Le ministre de la défense américain, Pete Hegseth, a ordonné le retrait d’environ 5 000 militaires d’Allemagne d’ici à un an, soit près de 15 % des effectifs présents dans ce pays, a annoncé le Pentagone, vendredi 1er mai. « Nous prévoyons que le retrait se termine dans les six à douze prochains mois », a estimé le porte-parole du Pentagone, Sean Parnell, dans un communiqué. Plus de 36 000 soldats américains sont actuellement positionnés en Allemagne, selon un décompte officiel arrêté fin 2025.
Cette annonce intervient après que le président Donald Trump a envisagé plus tôt dans la semaine une réduction des forces armées américaines stationnées en Allemagne, pays allié membre de l’Alliance atlantique (OTAN), après des propos du chancelier, Friedrich Merz, qui ont suscité sa colère.

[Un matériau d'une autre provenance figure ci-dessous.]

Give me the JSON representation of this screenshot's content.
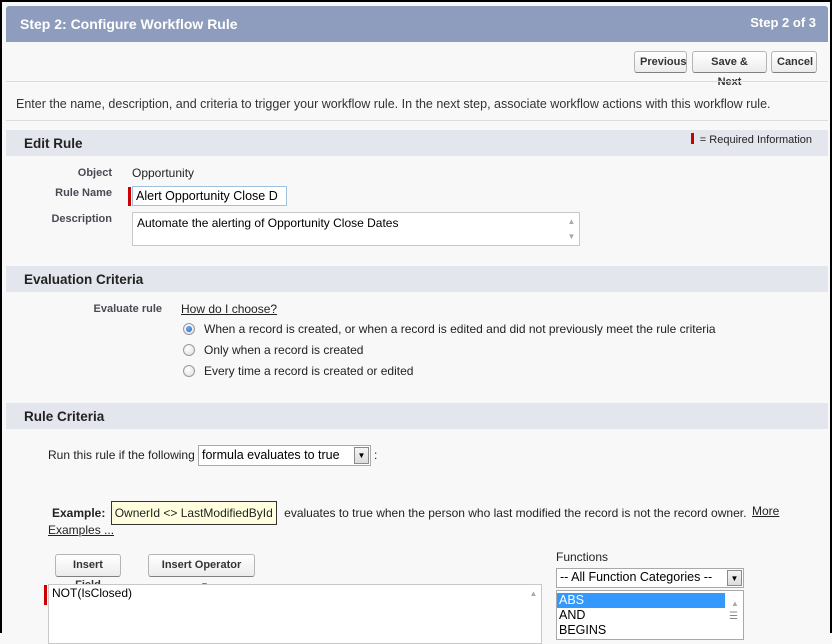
{
  "header": {
    "title": "Step 2: Configure Workflow Rule",
    "step": "Step 2 of 3"
  },
  "toolbar": {
    "previous_label": "Previous",
    "save_next_label": "Save & Next",
    "cancel_label": "Cancel"
  },
  "intro": "Enter the name, description, and criteria to trigger your workflow rule. In the next step, associate workflow actions with this workflow rule.",
  "edit_rule": {
    "heading": "Edit Rule",
    "required_legend": "= Required Information",
    "object_label": "Object",
    "object_value": "Opportunity",
    "rule_name_label": "Rule Name",
    "rule_name_value": "Alert Opportunity Close D",
    "description_label": "Description",
    "description_value": "Automate the alerting of Opportunity Close Dates"
  },
  "evaluation": {
    "heading": "Evaluation Criteria",
    "evaluate_label": "Evaluate rule",
    "help_link": "How do I choose?",
    "options": [
      {
        "label": "When a record is created, or when a record is edited and did not previously meet the rule criteria",
        "selected": true
      },
      {
        "label": "Only when a record is created",
        "selected": false
      },
      {
        "label": "Every time a record is created or edited",
        "selected": false
      }
    ]
  },
  "rule_criteria": {
    "heading": "Rule Criteria",
    "run_prefix": "Run this rule if the following",
    "run_select_value": "formula evaluates to true",
    "run_suffix": ":",
    "example_label": "Example:",
    "example_formula": "OwnerId <> LastModifiedById",
    "example_text": "evaluates to true when the person who last modified the record is not the record owner.",
    "more_examples_link_1": "More",
    "more_examples_link_2": "Examples ...",
    "insert_field_label": "Insert Field",
    "insert_operator_label": "Insert Operator",
    "formula_value": "NOT(IsClosed)",
    "functions_label": "Functions",
    "function_category_value": "-- All Function Categories --",
    "functions": [
      {
        "name": "ABS",
        "selected": true
      },
      {
        "name": "AND",
        "selected": false
      },
      {
        "name": "BEGINS",
        "selected": false
      }
    ]
  }
}
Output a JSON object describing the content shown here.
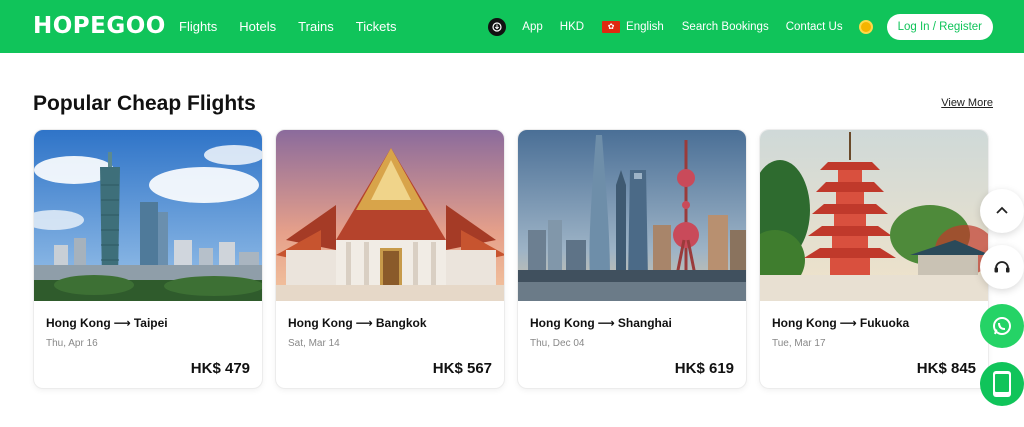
{
  "header": {
    "logo_text_1": "HOPE",
    "logo_text_2": "GOO",
    "nav": [
      "Flights",
      "Hotels",
      "Trains",
      "Tickets"
    ],
    "app_label": "App",
    "currency": "HKD",
    "language": "English",
    "search_bookings": "Search Bookings",
    "contact_us": "Contact Us",
    "login_label": "Log In / Register"
  },
  "section": {
    "title": "Popular Cheap Flights",
    "view_more": "View More"
  },
  "cards": [
    {
      "from": "Hong Kong",
      "to": "Taipei",
      "date": "Thu, Apr 16",
      "price": "HK$ 479",
      "image": "taipei-skyline"
    },
    {
      "from": "Hong Kong",
      "to": "Bangkok",
      "date": "Sat, Mar 14",
      "price": "HK$ 567",
      "image": "bangkok-temple"
    },
    {
      "from": "Hong Kong",
      "to": "Shanghai",
      "date": "Thu, Dec 04",
      "price": "HK$ 619",
      "image": "shanghai-skyline"
    },
    {
      "from": "Hong Kong",
      "to": "Fukuoka",
      "date": "Tue, Mar 17",
      "price": "HK$ 845",
      "image": "fukuoka-pagoda"
    }
  ],
  "colors": {
    "brand": "#10c45a",
    "whatsapp": "#25d366"
  },
  "floating": {
    "icons": [
      "chevron-up-icon",
      "headset-icon",
      "whatsapp-icon",
      "app-phone-icon"
    ],
    "app_badge": "GO"
  }
}
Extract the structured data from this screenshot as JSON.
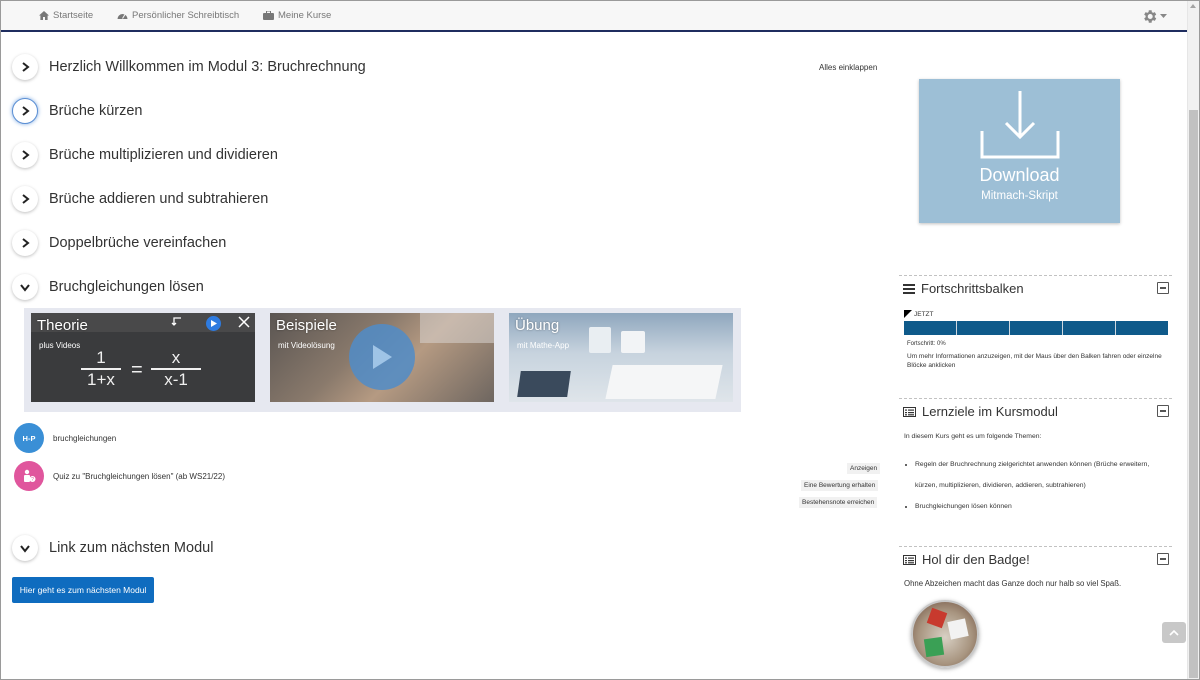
{
  "nav": {
    "home": "Startseite",
    "dashboard": "Persönlicher Schreibtisch",
    "courses": "Meine Kurse"
  },
  "course": {
    "collapse_all": "Alles einklappen",
    "sections": [
      {
        "title": "Herzlich Willkommen im Modul 3: Bruchrechnung",
        "state": "collapsed"
      },
      {
        "title": "Brüche kürzen",
        "state": "collapsed"
      },
      {
        "title": "Brüche multiplizieren und dividieren",
        "state": "collapsed"
      },
      {
        "title": "Brüche addieren und subtrahieren",
        "state": "collapsed"
      },
      {
        "title": "Doppelbrüche vereinfachen",
        "state": "collapsed"
      },
      {
        "title": "Bruchgleichungen lösen",
        "state": "expanded"
      },
      {
        "title": "Link zum nächsten Modul",
        "state": "expanded"
      }
    ],
    "banner": {
      "tiles": [
        {
          "title": "Theorie",
          "subtitle": "plus Videos",
          "formula_top_left": "1",
          "formula_bottom_left": "1+x",
          "formula_eq": "=",
          "formula_top_right": "x",
          "formula_bottom_right": "x-1"
        },
        {
          "title": "Beispiele",
          "subtitle": "mit Videolösung"
        },
        {
          "title": "Übung",
          "subtitle": "mit Mathe-App"
        }
      ]
    },
    "activities": [
      {
        "name": "bruchgleichungen",
        "icon": "h5p-icon",
        "icon_text": "H-P",
        "color": "#3a8fd6"
      },
      {
        "name": "Quiz zu \"Bruchgleichungen lösen\" (ab WS21/22)",
        "icon": "quiz-icon",
        "color": "#e0569d"
      }
    ],
    "quiz_conditions": [
      "Anzeigen",
      "Eine Bewertung erhalten",
      "Bestehensnote erreichen"
    ],
    "next_button": "Hier geht es zum nächsten Modul"
  },
  "sidebar": {
    "download": {
      "label": "Download",
      "sub": "Mitmach-Skript"
    },
    "progress": {
      "title": "Fortschrittsbalken",
      "now_marker": "JETZT",
      "progress_text": "Fortschritt: 0%",
      "progress_value": 0,
      "info": "Um mehr Informationen anzuzeigen, mit der Maus über den Balken fahren oder einzelne Blöcke anklicken"
    },
    "goals": {
      "title": "Lernziele im Kursmodul",
      "intro": "In diesem Kurs geht es um folgende Themen:",
      "items": [
        "Regeln der Bruchrechnung zielgerichtet anwenden können (Brüche erweitern, kürzen, multiplizieren, dividieren, addieren, subtrahieren)",
        "Bruchgleichungen lösen können"
      ]
    },
    "badge": {
      "title": "Hol dir den Badge!",
      "text": "Ohne Abzeichen macht das Ganze doch nur halb so viel Spaß."
    }
  },
  "colors": {
    "navbar_border": "#1f2d5f",
    "primary_button": "#0f6cbf",
    "progress_bar": "#0f5a8a",
    "download_tile": "#9dbfd6"
  }
}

Le dirigeant conservateur allemand a estimé, lundi, que « les Américains [n’avaient] visiblement aucune stratégie » en Iran et que Téhéran « humiliait » la première puissance mondiale.
« Il pense que c’est OK que l’Iran se dote de l’arme nucléaire. Il ne sait pas de quoi il parle ! », lui avait répondu Donald Trump, mardi.
Le lendemain, le président américain avait écrit que Washington était « en train d’étudier et d’examiner la possible réduction » de la présence militaire américaine en Allemagne. « Une décision sera prise très prochainement », avait-il précisé.
« L’Italie n’a été d’aucune aide et l’Espagne a été odieuse »
Donald Trump en veut en particulier aux alliés européens des Etats-Unis de rechigner à contribuer logistiquement ou militairement à l’offensive israélo-américaine contre l’Iran ou à la sécurisation du stratégique détroit d’Ormuz, pratiquement verrouillé par Téhéran.
Plus largement, au fil de ses deux mandats, le président républicain a multiplié les critiques contre les pays européens pour ce qu’il considère comme un manque d’engagement dans leur propre défense, et l’OTAN, qu’il accuse de dépendre excessivement de la protection militaire américaine. Il agite régulièrement la menace d’un désengagement des Etats-Unis.
Outre l’Allemagne, Donald Trump a déclaré, jeudi, envisager également une réduction des forces américaines en Italie et en Espagne, toujours sur fond de guerre en Iran. « Probablement, je le ferai sans doute. Pourquoi ne devrais-je pas ? », a-t-il répondu dans le bureau Ovale, interrogé sur cette possibilité. « L’Italie n’a été d’aucune aide et l’Espagne a été odieuse, absolument odieuse », a-t-il affirmé.
Fin 2025, l’Italie comptait 12 662 soldats américains en service actif et l’Espagne 3 814, selon un décompte officiel.
L’Union européenne a souligné, jeudi, que la présence de troupes américaines en Europe « ser[vai]t également les intérêts des Etats-Unis dans le cadre de leur action à l’échelle mondiale ».